Franken (volk): verschil tussen versies

Wester2005 (overleg | bijdragen)
kGeen bewerkingssamenvatting
k Titel van Franken gewijzigd over de redirect Franken (volk): dp
(geen verschil)

Versie van 10 feb 2007 03:08

Zie Franken (gemeente) voor de Franse gemeente in de Elzas en Francië voor dit gebied

De Franken waren een Germaans volk dat zover bekend vanaf het begin van onze jaartelling in het huidige Duitsland woonde. Ze worden echter niet vermeld door Tacitus.

Hun cultuur, taal en gebruiken waren vrijwel gelijk aan die van verwante Germaanse volken. Men gaat er vanuit dat de Franken oorspronkelijk zijn ontstaan als een soort verbond tussen diverse Germaanse stammen. Genoemd worden de Bructeren, Tubanten, Chamaven en andere. Tegenwoordig wordt er ook meer gedacht aan dat de hoofdmacht van de Franken een samensmelting is van een grote groep Friezen en Chauken, aangevuld met de al genoemde stammen.

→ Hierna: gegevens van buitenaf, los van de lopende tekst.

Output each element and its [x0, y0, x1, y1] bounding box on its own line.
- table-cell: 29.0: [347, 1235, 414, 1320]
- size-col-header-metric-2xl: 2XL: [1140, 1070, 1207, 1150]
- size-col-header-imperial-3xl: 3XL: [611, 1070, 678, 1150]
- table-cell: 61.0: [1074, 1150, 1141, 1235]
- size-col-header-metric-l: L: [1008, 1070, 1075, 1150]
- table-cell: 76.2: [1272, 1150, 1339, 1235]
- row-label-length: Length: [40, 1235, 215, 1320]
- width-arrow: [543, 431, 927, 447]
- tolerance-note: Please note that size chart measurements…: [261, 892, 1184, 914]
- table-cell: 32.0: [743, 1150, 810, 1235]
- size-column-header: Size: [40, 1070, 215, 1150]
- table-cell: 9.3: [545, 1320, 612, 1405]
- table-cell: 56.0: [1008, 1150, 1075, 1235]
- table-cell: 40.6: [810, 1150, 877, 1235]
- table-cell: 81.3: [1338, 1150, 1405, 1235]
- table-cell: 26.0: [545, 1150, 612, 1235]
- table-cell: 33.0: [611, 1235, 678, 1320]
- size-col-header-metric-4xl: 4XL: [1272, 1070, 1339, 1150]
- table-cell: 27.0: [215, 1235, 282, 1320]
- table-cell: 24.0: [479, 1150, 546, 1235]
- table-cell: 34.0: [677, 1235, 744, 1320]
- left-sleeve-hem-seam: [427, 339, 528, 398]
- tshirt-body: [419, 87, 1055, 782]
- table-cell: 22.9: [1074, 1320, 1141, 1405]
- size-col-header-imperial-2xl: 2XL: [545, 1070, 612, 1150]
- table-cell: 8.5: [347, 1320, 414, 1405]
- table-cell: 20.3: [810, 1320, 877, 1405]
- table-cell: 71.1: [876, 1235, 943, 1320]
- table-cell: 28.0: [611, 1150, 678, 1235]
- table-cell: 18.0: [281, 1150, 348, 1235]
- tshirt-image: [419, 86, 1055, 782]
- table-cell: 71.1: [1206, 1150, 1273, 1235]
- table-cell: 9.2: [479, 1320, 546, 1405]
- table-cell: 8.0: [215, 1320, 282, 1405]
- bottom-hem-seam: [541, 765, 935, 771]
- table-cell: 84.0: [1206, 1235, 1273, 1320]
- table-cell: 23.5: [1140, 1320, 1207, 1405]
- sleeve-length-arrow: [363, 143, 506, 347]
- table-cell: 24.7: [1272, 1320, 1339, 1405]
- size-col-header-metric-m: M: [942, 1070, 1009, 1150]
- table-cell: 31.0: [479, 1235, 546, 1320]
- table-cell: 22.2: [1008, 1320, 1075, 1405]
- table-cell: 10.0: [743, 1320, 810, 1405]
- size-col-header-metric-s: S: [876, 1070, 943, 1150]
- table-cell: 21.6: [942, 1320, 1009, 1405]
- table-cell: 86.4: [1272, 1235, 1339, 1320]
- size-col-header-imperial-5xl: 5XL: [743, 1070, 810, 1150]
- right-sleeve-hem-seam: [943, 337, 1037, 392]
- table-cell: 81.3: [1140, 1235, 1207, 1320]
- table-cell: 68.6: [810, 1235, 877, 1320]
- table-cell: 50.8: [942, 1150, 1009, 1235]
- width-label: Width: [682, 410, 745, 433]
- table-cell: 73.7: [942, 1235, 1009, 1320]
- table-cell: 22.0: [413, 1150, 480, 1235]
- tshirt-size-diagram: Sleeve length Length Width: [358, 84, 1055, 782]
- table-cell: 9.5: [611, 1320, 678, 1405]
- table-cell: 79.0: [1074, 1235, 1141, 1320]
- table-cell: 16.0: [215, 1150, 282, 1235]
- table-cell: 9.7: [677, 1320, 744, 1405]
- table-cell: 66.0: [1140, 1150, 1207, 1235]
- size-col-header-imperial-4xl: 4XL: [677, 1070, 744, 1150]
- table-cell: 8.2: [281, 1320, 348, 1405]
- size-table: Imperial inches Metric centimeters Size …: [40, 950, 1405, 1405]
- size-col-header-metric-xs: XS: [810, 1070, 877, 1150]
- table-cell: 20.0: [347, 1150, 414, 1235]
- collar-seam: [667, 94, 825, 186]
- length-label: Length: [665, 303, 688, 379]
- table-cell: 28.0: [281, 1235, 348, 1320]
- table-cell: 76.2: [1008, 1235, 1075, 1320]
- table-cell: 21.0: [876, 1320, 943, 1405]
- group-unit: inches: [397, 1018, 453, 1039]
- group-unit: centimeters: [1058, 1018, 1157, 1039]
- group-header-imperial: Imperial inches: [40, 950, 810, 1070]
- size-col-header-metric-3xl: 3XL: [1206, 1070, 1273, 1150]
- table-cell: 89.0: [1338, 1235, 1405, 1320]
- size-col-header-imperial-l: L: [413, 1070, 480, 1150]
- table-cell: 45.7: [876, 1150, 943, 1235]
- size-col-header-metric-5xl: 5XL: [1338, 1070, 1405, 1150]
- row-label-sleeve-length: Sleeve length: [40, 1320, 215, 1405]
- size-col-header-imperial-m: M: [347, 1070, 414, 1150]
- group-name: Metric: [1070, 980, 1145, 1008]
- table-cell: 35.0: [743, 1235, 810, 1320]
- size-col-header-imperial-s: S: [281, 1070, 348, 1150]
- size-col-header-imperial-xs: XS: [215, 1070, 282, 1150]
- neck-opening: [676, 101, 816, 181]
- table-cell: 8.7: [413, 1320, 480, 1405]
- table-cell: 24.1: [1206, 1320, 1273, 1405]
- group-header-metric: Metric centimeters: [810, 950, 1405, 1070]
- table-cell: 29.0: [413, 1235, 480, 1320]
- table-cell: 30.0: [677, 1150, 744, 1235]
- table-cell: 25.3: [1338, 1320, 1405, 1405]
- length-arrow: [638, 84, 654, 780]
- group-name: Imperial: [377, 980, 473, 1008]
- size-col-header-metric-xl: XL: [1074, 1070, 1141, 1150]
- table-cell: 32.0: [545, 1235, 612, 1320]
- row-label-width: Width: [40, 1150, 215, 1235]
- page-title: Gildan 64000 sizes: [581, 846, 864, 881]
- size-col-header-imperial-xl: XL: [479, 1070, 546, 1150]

Al vroeg onderscheidde men de Salische Franken (zout -handel?) en de Ripuarische Franken (aan de rivier). De Ripuarische Franken (in het Duits Rheinfranken) woonden stroomopwaarts langs de Rijn. Er wordt soms vermoedt dat de naam van de streek Salland dan weer aan de Saliërs herinnert. Het woord 'Saal' kan echter ook te maken hebben met 'zele'= voornaam huis.

Overname van het Romeinse gezag

In de vijfde eeuw na Chr. stortte het Romeinse gezag in West-Europa ineen. In de noordelijke streken waaronder het gebied van het latere Nederland en België betekende dat grotendeels een terugval in de beschaving, zelfs terug naar de prehistorie: er werd niets meer op schrift gesteld. Daarom zijn er maar weinig betrouwbare bronnen over deze tijd. Wel is bekend dat de (Salische) Franken in 358 van de Romeinse keizer 'toestemming' gekregen hadden zich als foederati ('bondgenoten') op Romeins gebied in de Scheldevallei en tussen de grote rivieren te vestigen (met name in Toxandrië). Er waren eerder verscheidene Romeinse pogingen gedaan om de binnengevallen Franken te verdrijven maar tevergeefs. De status van foederatie gaf de aanwezigheid van de Franken een legitiem tintje maar in werkelijkheid hadden de Romeinen niks te zeggen over waar de Franken zich wilden vestigen. De Franken namen de vrijheid om deze toestemming iets ruimer te interpreteren en bezetten al snel het hele huidige Nederland (beneden de rivieren) en België waarbij de Romeinse en geromaniseerde bewoners werden onderworpen aan de nieuwe Frankische elite. Hun machtscentrum vestigden ze in de stad Doornik. Hun expansie richtte zich vervolgens verder op het nog steeds welvarende gebied in het zuiden en zo veroverden zij geleidelijk aan Gallië tot aan de Seine.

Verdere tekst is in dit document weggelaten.